At the start of the trading day, the People’s Bank of China set the midpoint rate at 7.1489 per U.S. dollar, marginally stronger than the previous fix of 7.1566. However, the spot yuan opened at 7.1754 per dollar, showing a continuous weakening trend throughout the morning. By midday, it remained unchanged at 7.1754, indicating a decline of 123 pips from the previous late session close.
Currency analysts have drawn attention to the yuan’s nominal rate against the China Foreign Exchange Trade System currency basket, which has now reached its lowest level in 2022. When considering the real effective exchange rate against another currency basket managed by the Bank for International Settlements, the yuan is currently at its lowest point since 2014. This observation has led experts to suggest that the yuan is undervalued in terms of its overall valuation.

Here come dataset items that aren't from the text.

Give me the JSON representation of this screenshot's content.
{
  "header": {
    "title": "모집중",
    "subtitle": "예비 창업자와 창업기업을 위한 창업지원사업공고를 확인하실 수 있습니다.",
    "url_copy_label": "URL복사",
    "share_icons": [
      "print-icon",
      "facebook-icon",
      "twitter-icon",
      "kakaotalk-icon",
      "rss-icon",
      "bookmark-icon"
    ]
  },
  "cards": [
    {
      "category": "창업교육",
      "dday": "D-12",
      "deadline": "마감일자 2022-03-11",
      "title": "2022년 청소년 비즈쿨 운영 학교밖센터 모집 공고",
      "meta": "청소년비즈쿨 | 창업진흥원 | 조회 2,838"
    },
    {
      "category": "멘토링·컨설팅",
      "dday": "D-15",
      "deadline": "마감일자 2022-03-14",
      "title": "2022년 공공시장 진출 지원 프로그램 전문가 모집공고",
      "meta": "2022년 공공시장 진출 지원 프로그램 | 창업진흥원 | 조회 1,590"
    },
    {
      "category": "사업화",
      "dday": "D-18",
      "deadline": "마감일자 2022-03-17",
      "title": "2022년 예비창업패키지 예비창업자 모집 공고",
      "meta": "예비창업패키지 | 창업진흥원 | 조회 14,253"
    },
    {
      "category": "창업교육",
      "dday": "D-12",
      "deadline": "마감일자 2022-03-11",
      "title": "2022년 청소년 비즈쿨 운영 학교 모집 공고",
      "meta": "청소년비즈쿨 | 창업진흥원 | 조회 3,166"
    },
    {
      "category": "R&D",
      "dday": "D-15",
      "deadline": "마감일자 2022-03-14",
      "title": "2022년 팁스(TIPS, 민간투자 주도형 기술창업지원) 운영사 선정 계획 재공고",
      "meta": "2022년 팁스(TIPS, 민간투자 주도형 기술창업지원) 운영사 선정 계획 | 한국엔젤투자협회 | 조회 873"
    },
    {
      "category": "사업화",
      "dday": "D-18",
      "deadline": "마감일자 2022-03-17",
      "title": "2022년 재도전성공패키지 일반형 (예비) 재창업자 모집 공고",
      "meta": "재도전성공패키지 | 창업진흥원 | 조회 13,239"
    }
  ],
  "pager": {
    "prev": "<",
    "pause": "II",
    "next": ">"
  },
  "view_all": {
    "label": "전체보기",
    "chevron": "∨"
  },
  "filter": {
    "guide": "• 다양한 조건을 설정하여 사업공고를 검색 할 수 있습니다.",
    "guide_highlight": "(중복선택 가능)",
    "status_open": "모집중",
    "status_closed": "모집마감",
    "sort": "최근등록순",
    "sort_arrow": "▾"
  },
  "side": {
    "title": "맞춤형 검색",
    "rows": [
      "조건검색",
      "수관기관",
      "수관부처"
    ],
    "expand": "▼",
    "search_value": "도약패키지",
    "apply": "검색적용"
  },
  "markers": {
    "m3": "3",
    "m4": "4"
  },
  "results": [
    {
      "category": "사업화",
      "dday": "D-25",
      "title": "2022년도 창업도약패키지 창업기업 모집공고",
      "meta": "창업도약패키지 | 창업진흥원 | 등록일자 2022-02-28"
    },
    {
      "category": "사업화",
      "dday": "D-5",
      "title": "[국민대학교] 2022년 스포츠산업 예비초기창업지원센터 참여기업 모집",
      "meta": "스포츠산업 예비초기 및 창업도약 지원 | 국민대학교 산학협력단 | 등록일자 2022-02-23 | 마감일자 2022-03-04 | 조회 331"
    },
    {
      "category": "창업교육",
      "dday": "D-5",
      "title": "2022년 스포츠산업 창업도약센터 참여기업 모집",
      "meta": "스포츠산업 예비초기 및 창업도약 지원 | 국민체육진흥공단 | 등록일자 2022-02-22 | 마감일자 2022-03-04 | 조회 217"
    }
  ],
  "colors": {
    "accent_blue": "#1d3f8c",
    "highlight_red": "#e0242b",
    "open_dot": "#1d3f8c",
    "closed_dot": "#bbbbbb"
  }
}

Despite the yuan’s depreciation, there is anticipation that the Chinese government’s economic stimulus measures could potentially bolster the currency. The unexpected rate cut announced earlier in the week by the central bank was interpreted as an early sign of forthcoming measures to support the economy. Interestingly, even in the face of indications from the U.S. Federal Reserve about potential rate hikes, the yuan managed to strengthen by 0.3% against the dollar, reaching a rate of 7.147 the previous day.

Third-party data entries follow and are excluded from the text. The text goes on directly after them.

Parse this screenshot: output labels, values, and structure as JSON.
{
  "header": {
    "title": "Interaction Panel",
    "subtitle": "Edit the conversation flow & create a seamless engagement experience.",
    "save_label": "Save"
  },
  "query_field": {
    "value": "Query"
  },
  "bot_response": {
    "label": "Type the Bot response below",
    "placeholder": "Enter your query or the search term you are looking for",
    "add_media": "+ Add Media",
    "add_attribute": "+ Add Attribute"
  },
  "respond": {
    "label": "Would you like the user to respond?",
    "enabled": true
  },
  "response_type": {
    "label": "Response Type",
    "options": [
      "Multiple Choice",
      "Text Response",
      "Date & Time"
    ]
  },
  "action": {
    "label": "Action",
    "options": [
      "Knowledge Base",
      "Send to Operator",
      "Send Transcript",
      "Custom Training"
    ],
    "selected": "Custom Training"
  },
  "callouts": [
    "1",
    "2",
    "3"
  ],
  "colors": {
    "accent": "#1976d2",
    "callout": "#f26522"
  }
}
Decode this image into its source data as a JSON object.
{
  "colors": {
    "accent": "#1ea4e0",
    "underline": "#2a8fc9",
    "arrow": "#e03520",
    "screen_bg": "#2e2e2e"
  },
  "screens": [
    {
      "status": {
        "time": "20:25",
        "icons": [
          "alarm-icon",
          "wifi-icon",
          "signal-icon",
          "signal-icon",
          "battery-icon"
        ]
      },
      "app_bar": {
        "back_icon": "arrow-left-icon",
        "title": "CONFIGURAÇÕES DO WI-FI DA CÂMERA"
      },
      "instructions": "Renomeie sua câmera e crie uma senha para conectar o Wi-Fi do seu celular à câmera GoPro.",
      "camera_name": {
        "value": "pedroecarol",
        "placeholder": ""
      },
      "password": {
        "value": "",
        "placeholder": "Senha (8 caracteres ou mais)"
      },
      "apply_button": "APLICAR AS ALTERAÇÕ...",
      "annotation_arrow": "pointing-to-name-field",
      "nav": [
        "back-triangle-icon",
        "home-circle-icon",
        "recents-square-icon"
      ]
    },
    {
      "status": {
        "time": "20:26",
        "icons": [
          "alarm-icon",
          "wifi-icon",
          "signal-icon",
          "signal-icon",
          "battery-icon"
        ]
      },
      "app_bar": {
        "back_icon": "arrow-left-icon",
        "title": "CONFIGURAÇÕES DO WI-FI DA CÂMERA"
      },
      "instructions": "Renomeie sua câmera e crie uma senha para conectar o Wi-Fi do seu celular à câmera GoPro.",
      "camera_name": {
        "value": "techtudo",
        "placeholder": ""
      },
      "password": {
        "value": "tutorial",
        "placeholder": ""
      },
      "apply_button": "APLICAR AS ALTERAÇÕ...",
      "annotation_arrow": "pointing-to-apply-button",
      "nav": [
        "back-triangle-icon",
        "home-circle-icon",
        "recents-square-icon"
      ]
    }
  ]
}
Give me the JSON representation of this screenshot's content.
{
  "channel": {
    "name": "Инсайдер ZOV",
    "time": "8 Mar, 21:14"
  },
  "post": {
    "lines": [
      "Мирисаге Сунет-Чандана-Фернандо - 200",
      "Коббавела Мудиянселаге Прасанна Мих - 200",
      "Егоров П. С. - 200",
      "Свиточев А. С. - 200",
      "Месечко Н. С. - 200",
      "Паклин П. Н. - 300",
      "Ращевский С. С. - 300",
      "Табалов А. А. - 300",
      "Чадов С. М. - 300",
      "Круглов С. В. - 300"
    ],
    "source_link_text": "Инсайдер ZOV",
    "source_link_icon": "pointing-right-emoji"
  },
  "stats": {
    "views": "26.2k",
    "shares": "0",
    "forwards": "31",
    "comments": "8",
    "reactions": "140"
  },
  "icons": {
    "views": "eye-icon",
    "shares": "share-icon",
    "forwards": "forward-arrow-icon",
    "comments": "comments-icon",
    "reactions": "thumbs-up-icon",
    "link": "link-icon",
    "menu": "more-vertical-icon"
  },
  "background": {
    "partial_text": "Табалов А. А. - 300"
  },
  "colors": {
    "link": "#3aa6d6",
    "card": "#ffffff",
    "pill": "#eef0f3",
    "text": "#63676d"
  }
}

Market observers, like Trang Thuy Le, a foreign exchange strategist at Macquarie Group, believe that the key factors shaping the future trajectory of the yuan will be China’s stimulus efforts and the perceived value in the currency. Currently, the yuan’s trading range is limited to 2% around a daily midpoint set by the People’s Bank of China. Notably, Le has observed that the central bank appears to be more accepting of yuan depreciation rather than actively intervening to appreciate the currency through its daily rate fixes. This approach might be influenced by relatively stable currency markets and the gradual downward trend of the yuan.
The recent rate cut is seen as an indication that the central bank could potentially implement further easing measures in the coming weeks, aiming to address weakening demand and investor sentiment. Analysts from UBS note that the offshore yuan spot rate had already shown an upward trend prior to the rate cut announcement, suggesting that the market had already priced in this expectation. Furthermore, they predict that due to ongoing economic weaknesses and the potential for additional easing measures, the yuan is likely to face further losses against the dollar.

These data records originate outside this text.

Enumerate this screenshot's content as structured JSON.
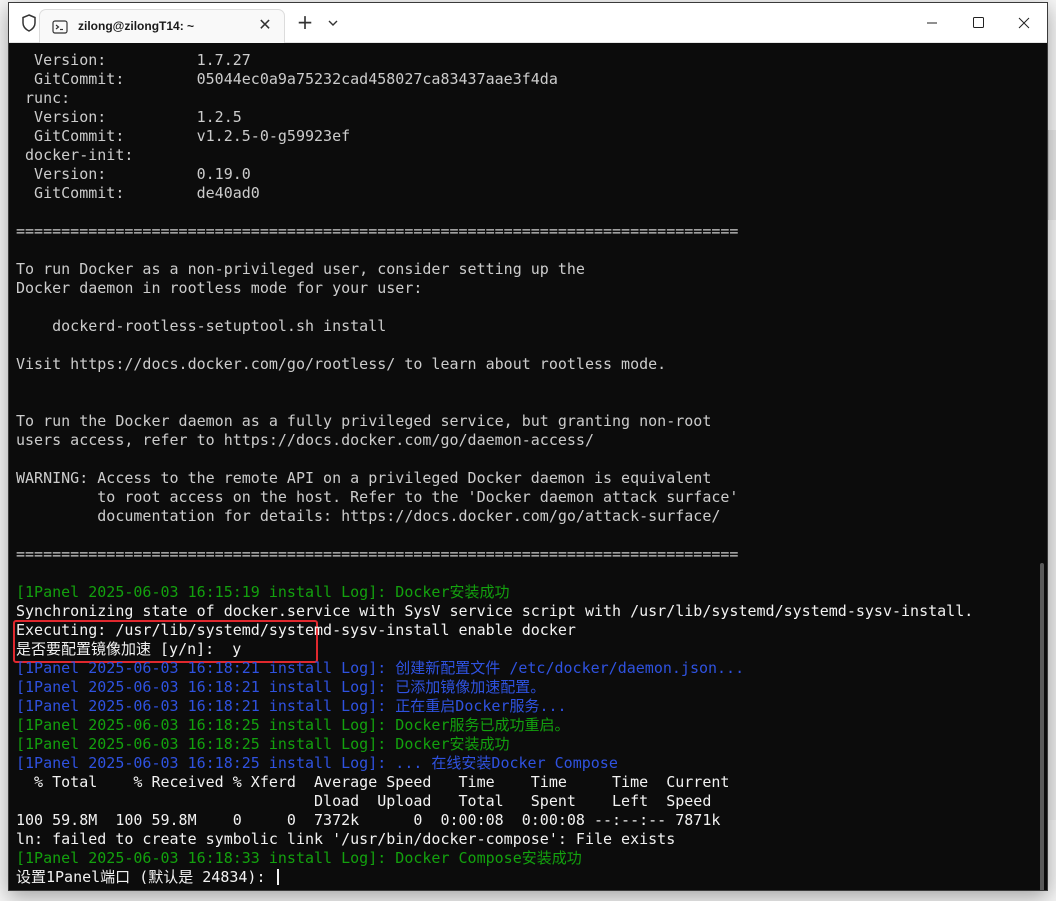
{
  "window": {
    "tab_title": "zilong@zilongT14: ~",
    "close_tab_symbol": "✕",
    "new_tab_symbol": "+",
    "icons": [
      "shield-icon",
      "terminal-icon",
      "chevron-down-icon",
      "minimize-icon",
      "maximize-icon",
      "close-icon"
    ]
  },
  "terminal": {
    "lines": [
      {
        "text": "  Version:          1.7.27",
        "color": "default"
      },
      {
        "text": "  GitCommit:        05044ec0a9a75232cad458027ca83437aae3f4da",
        "color": "default"
      },
      {
        "text": " runc:",
        "color": "default"
      },
      {
        "text": "  Version:          1.2.5",
        "color": "default"
      },
      {
        "text": "  GitCommit:        v1.2.5-0-g59923ef",
        "color": "default"
      },
      {
        "text": " docker-init:",
        "color": "default"
      },
      {
        "text": "  Version:          0.19.0",
        "color": "default"
      },
      {
        "text": "  GitCommit:        de40ad0",
        "color": "default"
      },
      {
        "text": "",
        "color": "default"
      },
      {
        "text": "================================================================================",
        "color": "default"
      },
      {
        "text": "",
        "color": "default"
      },
      {
        "text": "To run Docker as a non-privileged user, consider setting up the",
        "color": "default"
      },
      {
        "text": "Docker daemon in rootless mode for your user:",
        "color": "default"
      },
      {
        "text": "",
        "color": "default"
      },
      {
        "text": "    dockerd-rootless-setuptool.sh install",
        "color": "default"
      },
      {
        "text": "",
        "color": "default"
      },
      {
        "text": "Visit https://docs.docker.com/go/rootless/ to learn about rootless mode.",
        "color": "default"
      },
      {
        "text": "",
        "color": "default"
      },
      {
        "text": "",
        "color": "default"
      },
      {
        "text": "To run the Docker daemon as a fully privileged service, but granting non-root",
        "color": "default"
      },
      {
        "text": "users access, refer to https://docs.docker.com/go/daemon-access/",
        "color": "default"
      },
      {
        "text": "",
        "color": "default"
      },
      {
        "text": "WARNING: Access to the remote API on a privileged Docker daemon is equivalent",
        "color": "default"
      },
      {
        "text": "         to root access on the host. Refer to the 'Docker daemon attack surface'",
        "color": "default"
      },
      {
        "text": "         documentation for details: https://docs.docker.com/go/attack-surface/",
        "color": "default"
      },
      {
        "text": "",
        "color": "default"
      },
      {
        "text": "================================================================================",
        "color": "default"
      },
      {
        "text": "",
        "color": "default"
      },
      {
        "text": "[1Panel 2025-06-03 16:15:19 install Log]: Docker安装成功",
        "color": "green"
      },
      {
        "text": "Synchronizing state of docker.service with SysV service script with /usr/lib/systemd/systemd-sysv-install.",
        "color": "white"
      },
      {
        "text": "Executing: /usr/lib/systemd/systemd-sysv-install enable docker",
        "color": "white"
      },
      {
        "text": "是否要配置镜像加速 [y/n]:  y",
        "color": "white"
      },
      {
        "text": "[1Panel 2025-06-03 16:18:21 install Log]: 创建新配置文件 /etc/docker/daemon.json...",
        "color": "blue"
      },
      {
        "text": "[1Panel 2025-06-03 16:18:21 install Log]: 已添加镜像加速配置。",
        "color": "blue"
      },
      {
        "text": "[1Panel 2025-06-03 16:18:21 install Log]: 正在重启Docker服务...",
        "color": "blue"
      },
      {
        "text": "[1Panel 2025-06-03 16:18:25 install Log]: Docker服务已成功重启。",
        "color": "green"
      },
      {
        "text": "[1Panel 2025-06-03 16:18:25 install Log]: Docker安装成功",
        "color": "green"
      },
      {
        "text": "[1Panel 2025-06-03 16:18:25 install Log]: ... 在线安装Docker Compose",
        "color": "blue"
      },
      {
        "text": "  % Total    % Received % Xferd  Average Speed   Time    Time     Time  Current",
        "color": "white"
      },
      {
        "text": "                                 Dload  Upload   Total   Spent    Left  Speed",
        "color": "white"
      },
      {
        "text": "100 59.8M  100 59.8M    0     0  7372k      0  0:00:08  0:00:08 --:--:-- 7871k",
        "color": "white"
      },
      {
        "text": "ln: failed to create symbolic link '/usr/bin/docker-compose': File exists",
        "color": "white"
      },
      {
        "text": "[1Panel 2025-06-03 16:18:33 install Log]: Docker Compose安装成功",
        "color": "green"
      },
      {
        "text": "设置1Panel端口 (默认是 24834): ",
        "color": "white",
        "cursor": true
      }
    ]
  },
  "colors": {
    "terminal_bg": "#0c0c0c",
    "default_text": "#cccccc",
    "white_text": "#f2f2f2",
    "green_text": "#13a10e",
    "blue_text": "#2f52e0",
    "highlight_box": "#e0282e"
  }
}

As of midday, the global dollar index strengthened to 103.271 from the previous close of 102.948. The offshore yuan traded at a rate 86 pips weaker than the onshore spot, at 7.184 per dollar. Looking ahead, the one-year forward value for the offshore yuan was estimated at 6.9713 per dollar, implying a potential appreciation of approximately 3.05% within the next 12 months.
In light of persistent concerns about the economic slowdown and the possibility of additional stimulus measures, market participants will closely monitor China’s monetary policies and their impact on the yuan’s exchange rate against the dollar. The future direction of the yuan will be influenced by these factors, as well as broader global economic conditions.